Multi-Layer Tubular Braided Structure for Footwear
A multi-layer tubular braided textile structure formed as a single continuous patterned tube that integrates inner support, tension-distribution pathways, and a plantar interface within one unified footwear upper architecture.
FIGURE 1 illustrates perspective views of a continuous multi-layer tubular braided textile structure configured for formation of a footwear upper. The structure is formed as a single patterned textile tube comprising an inner structural support layer region (102), an intermediate tension-distribution pathway region (103), and an outer plantar interface layer region (104), all integrated within a continuous tubular braided textile structure (101). The figure further illustrates a tubular formation boundary (106) defining the continuous perimeter of the textile tube and zonally varied density regions (107) configured to provide localized variation in flexibility, support, and load-transfer behavior across the structure. The illustrated regions demonstrate how multiple functional layers and tension pathways may be formed simultaneously within a single braided architecture to create a unified load-sharing textile shell without requiring stitching, lamination, overlays, or separate strobel components.
FIGURE 2 illustrates a cross-sectional view of the multi-layer tubular braided footwear structure showing integrated lace-tension transmission pathways extending through and between an inner conformal support layer (201), an intermediate tension-distribution layer (202), and an outer plantar interface layer (203).
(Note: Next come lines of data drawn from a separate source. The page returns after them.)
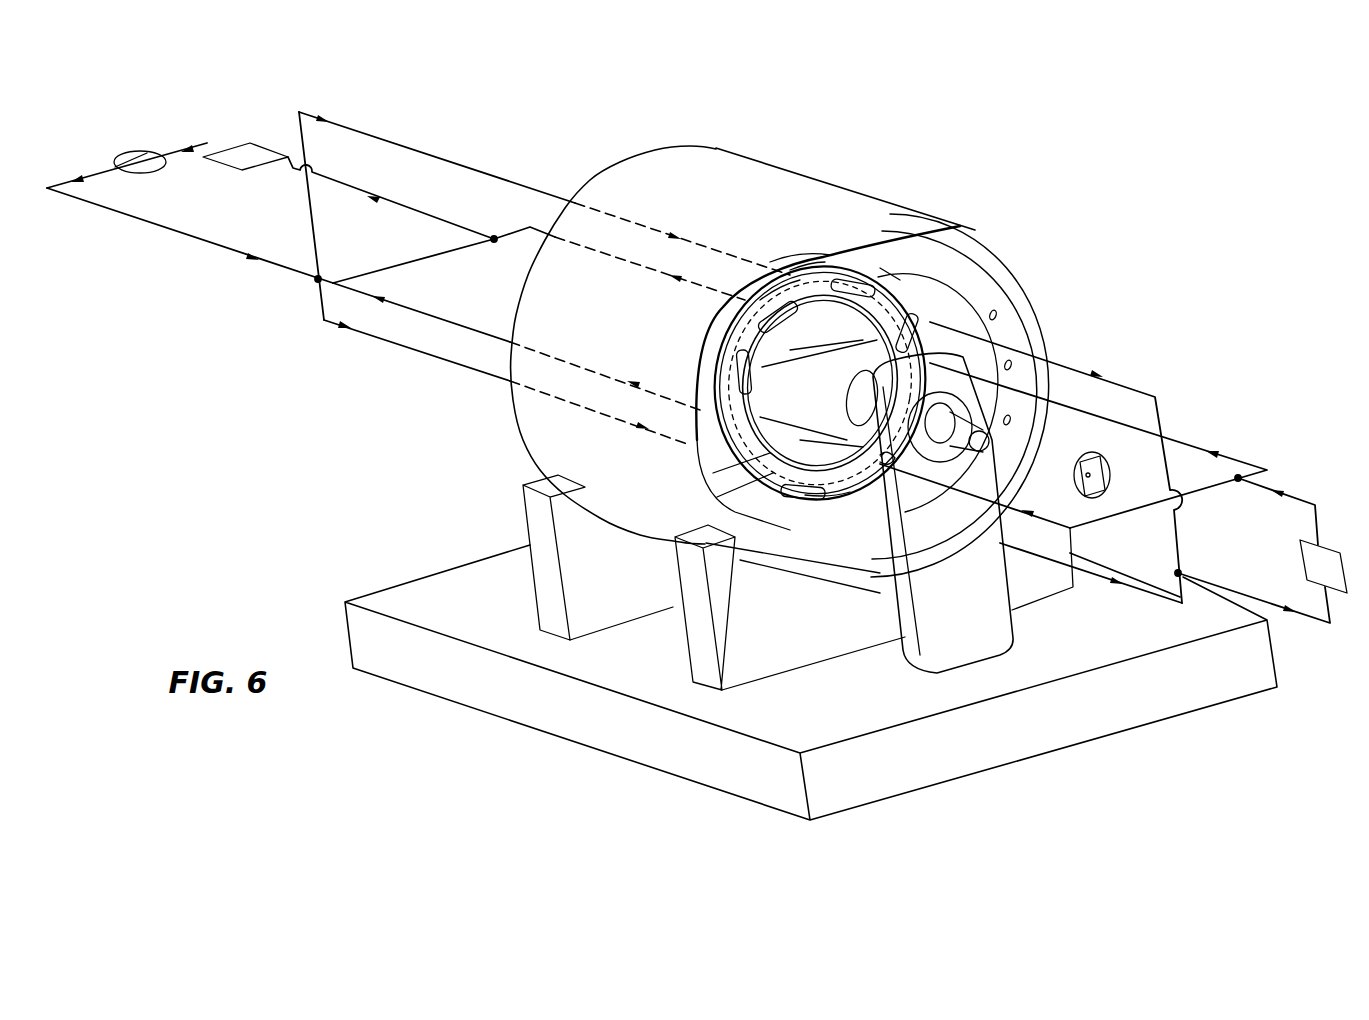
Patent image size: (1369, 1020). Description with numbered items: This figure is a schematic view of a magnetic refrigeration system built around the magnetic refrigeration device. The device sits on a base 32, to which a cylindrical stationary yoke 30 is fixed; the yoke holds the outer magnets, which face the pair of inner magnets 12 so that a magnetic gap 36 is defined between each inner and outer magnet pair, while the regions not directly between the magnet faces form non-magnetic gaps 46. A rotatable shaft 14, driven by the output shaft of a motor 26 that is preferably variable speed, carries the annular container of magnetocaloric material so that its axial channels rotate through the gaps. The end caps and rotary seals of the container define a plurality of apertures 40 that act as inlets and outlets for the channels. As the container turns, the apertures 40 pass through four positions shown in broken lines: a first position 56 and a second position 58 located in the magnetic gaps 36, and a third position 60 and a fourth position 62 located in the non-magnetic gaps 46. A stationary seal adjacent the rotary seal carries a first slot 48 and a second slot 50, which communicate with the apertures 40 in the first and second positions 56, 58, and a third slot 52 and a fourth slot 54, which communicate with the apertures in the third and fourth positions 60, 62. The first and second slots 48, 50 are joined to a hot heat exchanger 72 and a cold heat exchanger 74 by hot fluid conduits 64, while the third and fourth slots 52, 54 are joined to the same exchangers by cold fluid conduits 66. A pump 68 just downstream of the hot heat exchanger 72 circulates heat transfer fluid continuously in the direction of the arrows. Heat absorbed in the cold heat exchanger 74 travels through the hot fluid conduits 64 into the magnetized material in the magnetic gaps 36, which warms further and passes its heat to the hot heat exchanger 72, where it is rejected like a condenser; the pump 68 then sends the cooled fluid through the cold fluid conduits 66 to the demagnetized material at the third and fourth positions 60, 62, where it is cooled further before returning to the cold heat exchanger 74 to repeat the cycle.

The inner magnet 12 is at (693, 447).
The rotatable shaft 14 is at (952, 400).
The motor 26 is at (1098, 450).
The stationary yoke 30 is at (853, 190).
The base 32 is at (455, 578).
The magnetic gap 36 is at (730, 388).
The apertures 40 is at (847, 287).
The non-magnetic gap 46 is at (783, 297).
The first slot 48 is at (700, 442).
The second slot 50 is at (878, 300).
The third slot 52 is at (813, 258).
The fourth slot 54 is at (887, 460).
The first position 56 is at (697, 450).
The second position 58 is at (873, 307).
The third position 60 is at (862, 255).
The fourth position 62 is at (813, 507).
The hot fluid conduits 64 is at (400, 207).
The cold fluid conduits 66 is at (160, 235).
The pump 68 is at (128, 152).
The hot heat exchanger 72 is at (236, 143).
The cold heat exchanger 74 is at (1335, 555).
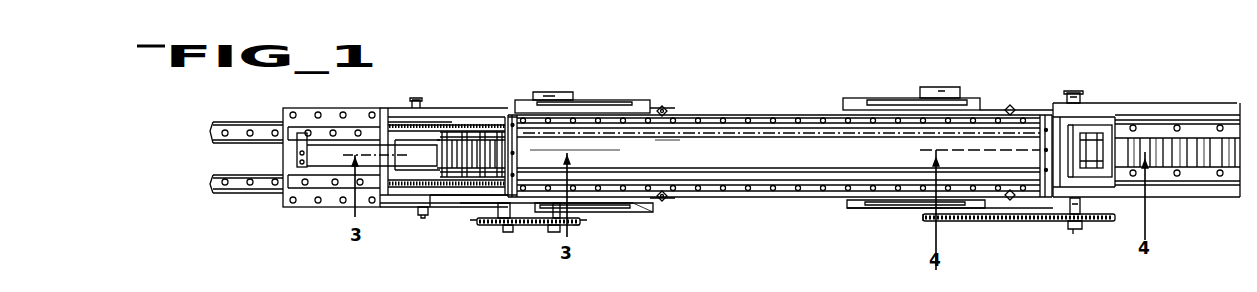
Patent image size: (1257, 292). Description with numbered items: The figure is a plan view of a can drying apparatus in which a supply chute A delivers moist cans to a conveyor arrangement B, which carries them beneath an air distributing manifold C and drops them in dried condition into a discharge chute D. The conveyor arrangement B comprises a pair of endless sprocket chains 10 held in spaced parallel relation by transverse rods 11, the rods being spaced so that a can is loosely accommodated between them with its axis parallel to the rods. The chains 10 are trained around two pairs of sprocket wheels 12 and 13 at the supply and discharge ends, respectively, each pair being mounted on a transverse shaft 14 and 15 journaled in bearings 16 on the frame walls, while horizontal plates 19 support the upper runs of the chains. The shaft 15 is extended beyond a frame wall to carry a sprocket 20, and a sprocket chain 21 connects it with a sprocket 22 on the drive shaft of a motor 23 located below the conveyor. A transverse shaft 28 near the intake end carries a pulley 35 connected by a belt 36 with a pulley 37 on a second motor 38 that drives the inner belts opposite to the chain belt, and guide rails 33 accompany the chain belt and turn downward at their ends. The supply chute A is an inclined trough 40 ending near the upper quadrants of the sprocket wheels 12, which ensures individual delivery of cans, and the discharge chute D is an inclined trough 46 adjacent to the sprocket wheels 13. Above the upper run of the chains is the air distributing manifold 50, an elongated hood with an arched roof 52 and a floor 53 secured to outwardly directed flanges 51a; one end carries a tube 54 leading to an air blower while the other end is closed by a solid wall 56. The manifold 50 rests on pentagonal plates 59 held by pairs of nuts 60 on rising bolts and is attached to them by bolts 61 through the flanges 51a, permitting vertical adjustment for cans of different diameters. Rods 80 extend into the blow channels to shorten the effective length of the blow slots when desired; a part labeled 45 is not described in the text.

Unlike conventional footwear constructions in which lace forces are applied only to localized stitched eyelet rows, the illustrated lace pathways are formed directly within the textile architecture and extend through shared filament linkage regions (205) connecting the layered structure.
In operation, tension applied to the integrated lace pathways is distributed across the intermediate tension-distribution layer and transferred through interlayer filament linkage nodes into the inner conformal support layer to stabilize the foot while simultaneously transmitting load into the outer plantar interface layer to engage the underside structure of the footwear shell. This multi-layer tension transmission arrangement enables closure forces to be distributed across medial, lateral, dorsal, and plantar regions of the tubular structure rather than concentrated along discrete attachment points. The integrated lace pathways therefore function as structural reinforcement elements embedded within the textile architecture rather than as external closure components.
FIGURE 3 illustrates formation of a footwear structure from a continuous multi-layer tubular textile in which an inner conformal support layer and an intermediate tension-distribution layer are inverted to define a foot-receiving enclosure while an outer plantar interface layer is extended beneath and around the underside of the structure to form a wrap-around sole region. In particular, the inner conformal layer is inverted to establish an anatomically conforming foot-engagement surface, and the intermediate tension-distribution layer is correspondingly repositioned to define integrated closure-force transmission pathways extending across medial, lateral, and plantar regions of the textile shell. The outer plantar interface layer is then wrapped beneath the inverted layers to form a continuous wrap-around sole structure. In some embodiments, the wrap-around plantar interface layer may be consolidated using a polymeric, elastomeric, foam, or bio-derived matrix material to form an integrated composite sole region while maintaining filament continuity with the upper structure. This arrangement produces a unified load-sharing footwear shell without requiring attachment of a separate strobel board, midsole carrier, or laminated outsole component.